This week I learned that the impossible can happen.

Last fall, in an effort to get my students to study harder for English tests, I announced that if the entire class pulled A’s and B’s on an English test, I would take them skiing. (I was quite sure of the impossibility.) Apparently, eighth graders need this sort of positive motivation because despite a test full of diagramming (not to mention the fact that the test was ON A MONDAY) my students pulled it off. All A’s and B’s.

I spent most of November and December announcing over and over again that “I DON’T KNOW” exactly when we are going skiing. January rolled around, and I managed to find some parent chaperones and a date that worked with everyone’s schedule. Snow wasn’t in the forecast for the week of our ski trip, but the temperatures were low enough for the little ski resort to be making its own snow. (Who skis on man-made snow, you ask? Midwesterners, who are already resigned to skiing on man-made hills.) However, as Thursday loomed closer, the weather looked very unsatisfactory, with rain and sleet in the forecast.
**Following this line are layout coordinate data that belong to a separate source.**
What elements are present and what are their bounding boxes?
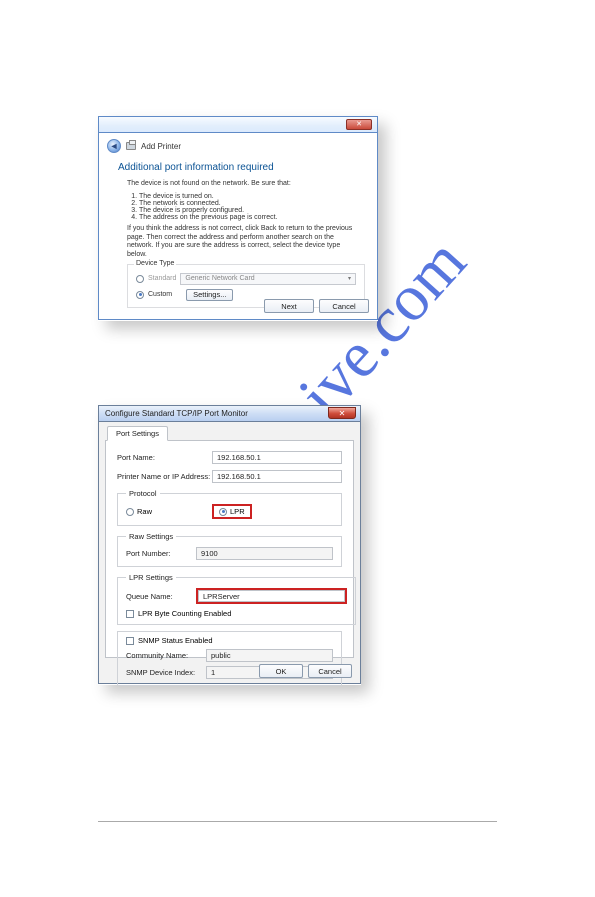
title-bar: ✕ [98,116,378,133]
raw-settings-group: Raw Settings Port Number: 9100 [117,532,342,567]
lpr-byte-checkbox[interactable] [126,610,134,618]
requirements-list: The device is turned on. The network is … [127,193,370,221]
cancel-button[interactable]: Cancel [308,664,352,678]
queue-name-label: Queue Name: [126,592,196,601]
printer-icon [126,142,136,150]
ip-address-label: Printer Name or IP Address: [117,472,212,481]
raw-radio[interactable] [126,508,134,516]
close-icon[interactable]: ✕ [328,407,356,419]
lpr-highlight-box: LPR [212,504,252,519]
breadcrumb: ◄ Add Printer [107,139,370,153]
dialog-title: Configure Standard TCP/IP Port Monitor [105,409,248,418]
list-item: The network is connected. [139,200,370,207]
lpr-byte-label: LPR Byte Counting Enabled [138,609,231,618]
combo-value: Generic Network Card [185,275,254,282]
lpr-settings-group: LPR Settings Queue Name: LPRServer LPR B… [117,573,356,625]
add-printer-dialog: ✕ ◄ Add Printer Additional port informat… [98,116,378,321]
protocol-group: Protocol Raw LPR [117,489,342,526]
tab-panel: Port Name: 192.168.50.1 Printer Name or … [105,440,354,658]
intro-text: The device is not found on the network. … [127,180,370,189]
port-number-label: Port Number: [126,549,196,558]
port-name-input[interactable]: 192.168.50.1 [212,451,342,464]
community-label: Community Name: [126,651,206,660]
snmp-checkbox[interactable] [126,637,134,645]
standard-combo[interactable]: Generic Network Card ▾ [180,273,356,285]
list-item: The device is turned on. [139,193,370,200]
close-icon[interactable]: ✕ [346,119,372,130]
standard-label: Standard [148,275,176,282]
cancel-button[interactable]: Cancel [319,299,369,313]
lpr-settings-legend: LPR Settings [126,573,176,582]
community-input: public [206,649,333,662]
tab-port-settings[interactable]: Port Settings [107,426,168,441]
instruction-text: If you think the address is not correct,… [127,225,357,260]
queue-name-input[interactable]: LPRServer [198,590,345,602]
footer-divider [98,821,497,822]
dialog-body: Port Settings Port Name: 192.168.50.1 Pr… [98,422,361,684]
lpr-radio[interactable] [219,508,227,516]
queue-highlight-box: LPRServer [196,588,347,604]
snmp-label: SNMP Status Enabled [138,636,213,645]
back-icon[interactable]: ◄ [107,139,121,153]
group-legend: Device Type [134,260,176,267]
dialog-body: ◄ Add Printer Additional port informatio… [98,133,378,320]
title-bar: Configure Standard TCP/IP Port Monitor ✕ [98,405,361,422]
lpr-label: LPR [230,507,245,516]
ip-address-input[interactable]: 192.168.50.1 [212,470,342,483]
configure-port-dialog: Configure Standard TCP/IP Port Monitor ✕… [98,405,361,685]
chevron-down-icon: ▾ [348,275,351,282]
port-name-label: Port Name: [117,453,212,462]
next-button[interactable]: Next [264,299,314,313]
list-item: The device is properly configured. [139,207,370,214]
raw-settings-legend: Raw Settings [126,532,176,541]
protocol-legend: Protocol [126,489,160,498]
snmp-index-label: SNMP Device Index: [126,668,206,677]
page-title: Additional port information required [118,162,370,173]
raw-label: Raw [137,507,152,516]
port-number-input: 9100 [196,547,333,560]
ok-button[interactable]: OK [259,664,303,678]
custom-label: Custom [148,291,172,298]
custom-radio[interactable] [136,291,144,299]
standard-radio[interactable] [136,275,144,283]
breadcrumb-label: Add Printer [141,142,181,151]
settings-button[interactable]: Settings... [186,289,233,301]
list-item: The address on the previous page is corr… [139,214,370,221]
I canceled for a later date.

The day before our would-be trip, the eighth grade boys crowded around my desk, begging me to re-schedule the trip for the next day anyway. “It’s only going to rain a little bit! Then it’s going to snow a couple of inches. It will be fine!”

A couple of inches? Uh, that’s not exactly what I read in the weather forecast.

We voted as a class, and the seasoned boarders enthusiastically voted to go anyway, despite the conditions. The novices seemed to have no idea what rain could do to snow, so they voted, “I don’t know.” I was realizing that kids don’t care about perfect ski conditions.

But I had to make a good choice here. Some students would be skiing and boarding for the first time, and this wasn’t an exactly cheap trip that they were paying for. I had to make sure they were skiing on good snow. I checked the weather again. Sixty percent chance of rain. I decided to call the ski resort and see if they could give me some advice about conditions and how they relate to beginner skiers and boarders.

Ski resort lady: “We know people who LOVE skiing in the rain.”

Of course you do. (Who SAYS that?)

Checking the weather one more time, I looked at the 60% chance of rain and decided to risk it. I rescheduled the trip for the next day. I sent home a detailed letter explaining everything they needed to bring.

But after school, I checked the weather report again, and rain looked imminent. Freezing rain was expected through the night. The chance of rain for our field trip day had increased to 90%, with four hours of rain forecasted for the morning, followed by sleet, with only a low chance of snow in the evening.

I felt like canceling again. (I was being very indecisive.) I needed to get it together. I was torn between (1) waiting to have amazing snow and making it a great time for the newbies, and (2) pleasing the impatient kids (and honestly myself who thought it would be really nice for my schedule to go ahead and “get the field trip out of the way.”) So I prayed.

God, I know this means nothing to you. Weather for skiing field trips probably isn’t on your big list of world-problems to fix right now. But it would be really handy if you could hold off the rain. Please change the weather for our field trip.

I decided that if school was delayed in the morning, I would use that as a sign that I should re-cancel the trip. Because of freezing rain, school was delayed two hours. The rain forecast had even caused the ski resort to close for the morning. I decided to check the weather again one more time. Several minutes before, the forecast had 90% chance of rain for four hours in the morning. I checked again.

Zero percent chance of rain.

Oh, I thought to myself, I must have clicked on the wrong city. Here, let’s put in Jones, Michigan, again. It popped up again: ZERO PERCENT CHANCE OF RAIN.

Now. That can’t be. Hmmm. I stared at my screen.

ZERO. Zero chance of rain.

It was one of those moments that’s really incredible, as in, the true definition of the word “incredible”: not believable. I actually couldn’t believe that it had happened. My friends didn’t even really get how big of deal it was. I told them the weather forecast had changed overnight. “Oh, really? That’s nice.”

But it was a very big deal to me.


A majority of my class went on the after-school trip and had a marvelous time. No, the snow wasn’t perfect, but we all got to learn something new. The slopes were pretty quiet, and for a while we had the bunny hill to ourselves. The boarders had a great time in the terrain park. By the end of the evening, poetic little snowflakes were lightly dusting the machine-groomed hills.

Yes, we here in Nappanee are grateful for the day it didn’t rain.

Apparently, the impossible can happen.